Does free antivirus offer a false feeling of security?

Earlier this month, Symantec’s product manager David Hall dismissed free security software as equal alternative to the paid versions, and also described  Microsoft’s free “Microsoft Security Essentials” as “a stripped down version of the OneCare product Microsoft pulled from retail shelves“.

Needless to  say that such statements from a competing vendor often come as a direct frontal attack against the alternative solution, however, they also fuel the debate on whether or not free antivirus offers a false feeling of security.

The answer?
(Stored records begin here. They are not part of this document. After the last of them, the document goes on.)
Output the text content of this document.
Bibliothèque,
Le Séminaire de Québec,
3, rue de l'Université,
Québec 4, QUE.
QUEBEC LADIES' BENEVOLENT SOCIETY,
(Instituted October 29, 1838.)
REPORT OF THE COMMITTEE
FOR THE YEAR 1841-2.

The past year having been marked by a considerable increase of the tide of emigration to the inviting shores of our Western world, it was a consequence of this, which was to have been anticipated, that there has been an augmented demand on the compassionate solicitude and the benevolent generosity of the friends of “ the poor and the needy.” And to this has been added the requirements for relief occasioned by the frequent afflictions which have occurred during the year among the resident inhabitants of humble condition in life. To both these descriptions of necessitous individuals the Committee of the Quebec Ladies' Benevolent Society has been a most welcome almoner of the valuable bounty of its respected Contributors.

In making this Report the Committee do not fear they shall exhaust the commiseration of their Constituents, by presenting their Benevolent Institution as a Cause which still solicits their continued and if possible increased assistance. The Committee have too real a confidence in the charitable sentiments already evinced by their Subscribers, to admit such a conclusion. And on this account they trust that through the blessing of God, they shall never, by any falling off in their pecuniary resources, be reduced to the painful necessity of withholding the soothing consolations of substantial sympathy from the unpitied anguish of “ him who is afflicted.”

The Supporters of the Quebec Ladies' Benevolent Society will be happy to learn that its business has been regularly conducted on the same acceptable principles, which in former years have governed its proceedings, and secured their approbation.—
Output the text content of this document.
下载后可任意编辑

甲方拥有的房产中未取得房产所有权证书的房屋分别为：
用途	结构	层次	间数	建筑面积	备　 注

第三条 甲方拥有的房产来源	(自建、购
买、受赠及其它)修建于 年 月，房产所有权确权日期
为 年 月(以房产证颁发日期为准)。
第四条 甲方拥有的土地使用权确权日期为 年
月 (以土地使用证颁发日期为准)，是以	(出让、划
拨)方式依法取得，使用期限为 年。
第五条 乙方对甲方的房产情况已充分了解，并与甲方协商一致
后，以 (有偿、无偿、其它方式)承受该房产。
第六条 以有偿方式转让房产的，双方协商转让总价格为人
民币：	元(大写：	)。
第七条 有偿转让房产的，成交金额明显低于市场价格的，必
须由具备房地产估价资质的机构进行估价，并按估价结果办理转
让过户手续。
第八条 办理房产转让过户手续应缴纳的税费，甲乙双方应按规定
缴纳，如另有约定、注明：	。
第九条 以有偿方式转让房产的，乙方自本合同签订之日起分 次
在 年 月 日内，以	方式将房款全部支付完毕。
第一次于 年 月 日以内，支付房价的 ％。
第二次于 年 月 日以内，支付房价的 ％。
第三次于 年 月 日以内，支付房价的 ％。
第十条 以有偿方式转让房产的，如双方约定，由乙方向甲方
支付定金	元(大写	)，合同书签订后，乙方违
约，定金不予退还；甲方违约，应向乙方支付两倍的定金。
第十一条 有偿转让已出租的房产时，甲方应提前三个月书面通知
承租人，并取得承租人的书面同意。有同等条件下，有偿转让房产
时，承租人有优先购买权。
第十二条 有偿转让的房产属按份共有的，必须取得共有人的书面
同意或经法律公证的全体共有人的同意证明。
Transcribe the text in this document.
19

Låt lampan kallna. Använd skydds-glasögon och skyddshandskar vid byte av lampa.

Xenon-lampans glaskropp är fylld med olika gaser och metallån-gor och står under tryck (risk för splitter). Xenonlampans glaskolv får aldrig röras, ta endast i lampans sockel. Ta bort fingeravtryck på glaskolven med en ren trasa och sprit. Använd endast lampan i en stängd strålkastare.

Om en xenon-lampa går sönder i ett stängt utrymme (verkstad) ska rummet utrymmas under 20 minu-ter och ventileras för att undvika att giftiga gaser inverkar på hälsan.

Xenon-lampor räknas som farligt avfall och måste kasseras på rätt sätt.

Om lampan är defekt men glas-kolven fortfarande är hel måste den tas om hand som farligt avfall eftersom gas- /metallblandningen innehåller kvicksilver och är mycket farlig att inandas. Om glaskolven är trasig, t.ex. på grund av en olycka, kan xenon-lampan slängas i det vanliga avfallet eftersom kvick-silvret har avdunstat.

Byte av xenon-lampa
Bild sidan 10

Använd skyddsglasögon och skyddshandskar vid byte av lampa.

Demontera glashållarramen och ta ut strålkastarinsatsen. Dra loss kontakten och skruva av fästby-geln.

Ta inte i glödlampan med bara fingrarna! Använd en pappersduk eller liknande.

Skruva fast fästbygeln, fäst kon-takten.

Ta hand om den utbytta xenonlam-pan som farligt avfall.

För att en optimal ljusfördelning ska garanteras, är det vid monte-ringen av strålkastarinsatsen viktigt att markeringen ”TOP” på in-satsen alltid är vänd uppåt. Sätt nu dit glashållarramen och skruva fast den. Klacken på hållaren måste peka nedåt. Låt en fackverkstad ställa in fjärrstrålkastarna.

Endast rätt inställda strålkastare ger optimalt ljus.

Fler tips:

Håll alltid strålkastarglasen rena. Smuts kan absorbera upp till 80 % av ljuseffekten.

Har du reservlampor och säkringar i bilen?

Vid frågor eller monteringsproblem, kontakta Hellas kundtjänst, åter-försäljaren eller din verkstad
Let the data, and a bit of a common sense speak for itself.

Antivirus software is not the solution, antivirus software is part of the (defense in-depth) solution

Consider the results from the latest Anti-Virus comparative review for May 2009 against new malware, indicating that Microsoft’s OneCare achieved an Advanced+ rating (60% detection), putting it on the second position, with Symantec achieving a mere 35% detection rate — ironically a huge percentage of AV-Comparative’s visitors are running free antivirus software according to their voting poll.

Moreover, similar results can be seen in Virus Bulletin’s comparative review for April, 2009 (subscribers only), where OneCare once again outperforms Symantec.

Does this mean that free antivirus is in fact outperforming commercial applications? Given the dynamic nature of today’s threats, what’s true for a particular moment in time can become totally irrelevant at a future date. For instance, some real-time time statistics on antivirus rankings have the potential to offer an entirely different comparative view — free antivirus scanners again rank pretty well — which shouldn’t be considered as the primary benchmark when attempting to answer whether or not free antivirus offers a false feeling of security.

Both, commercial and free stand-alone antivirus scanners suffer from a similar weakness - they’re over-positioned in the mind of the average Internet user. This over-positioning results in higher expectations which on the other hand results in lack of security awareness on what an antivirus scanner can, and cannot protect against (Secunia: popular security suites failing to block exploits).

Cybercriminals have been tricking signature based scanning engines for years, and their quality assurance practices are becoming even more professional and automated through the user of underground versions of popular community services such as VirusTotal, or by using multiple offline virus scanning engines before a campaign is launched. Similar services attempting to verify whether or not their malware sample will bypass popular personal firewalls are also known to be available on demand.

Therefore, fighting the battle on the signature scanning front isn’t exactly the wisest choice. This is where the stand-alone antivirus, a free or commercial version of it, becomes part of the defense in-depth solution.

Through a combination of a fully patched operating system running the latest versions of the software installed (Secunia: Average insecure program per PC rate remains high), least privilege accounts (Report: 92% of critical Microsoft vulnerabilities mitigated by Least Privilege accounts) and a well-configured personal firewall (Matousec’s Proactive Security Challenge), a huge percentage of the malware pushed through client-side exploits may in fact never reach the antivirus scanner.

That’s of course only if you exclude the fact that “there’s no patch for human stupidity” in the sense that social engineering in the form of fake codecs/videos and poisoned search results continue tricking users into on purposely disabling the security solutions that they had at the first place.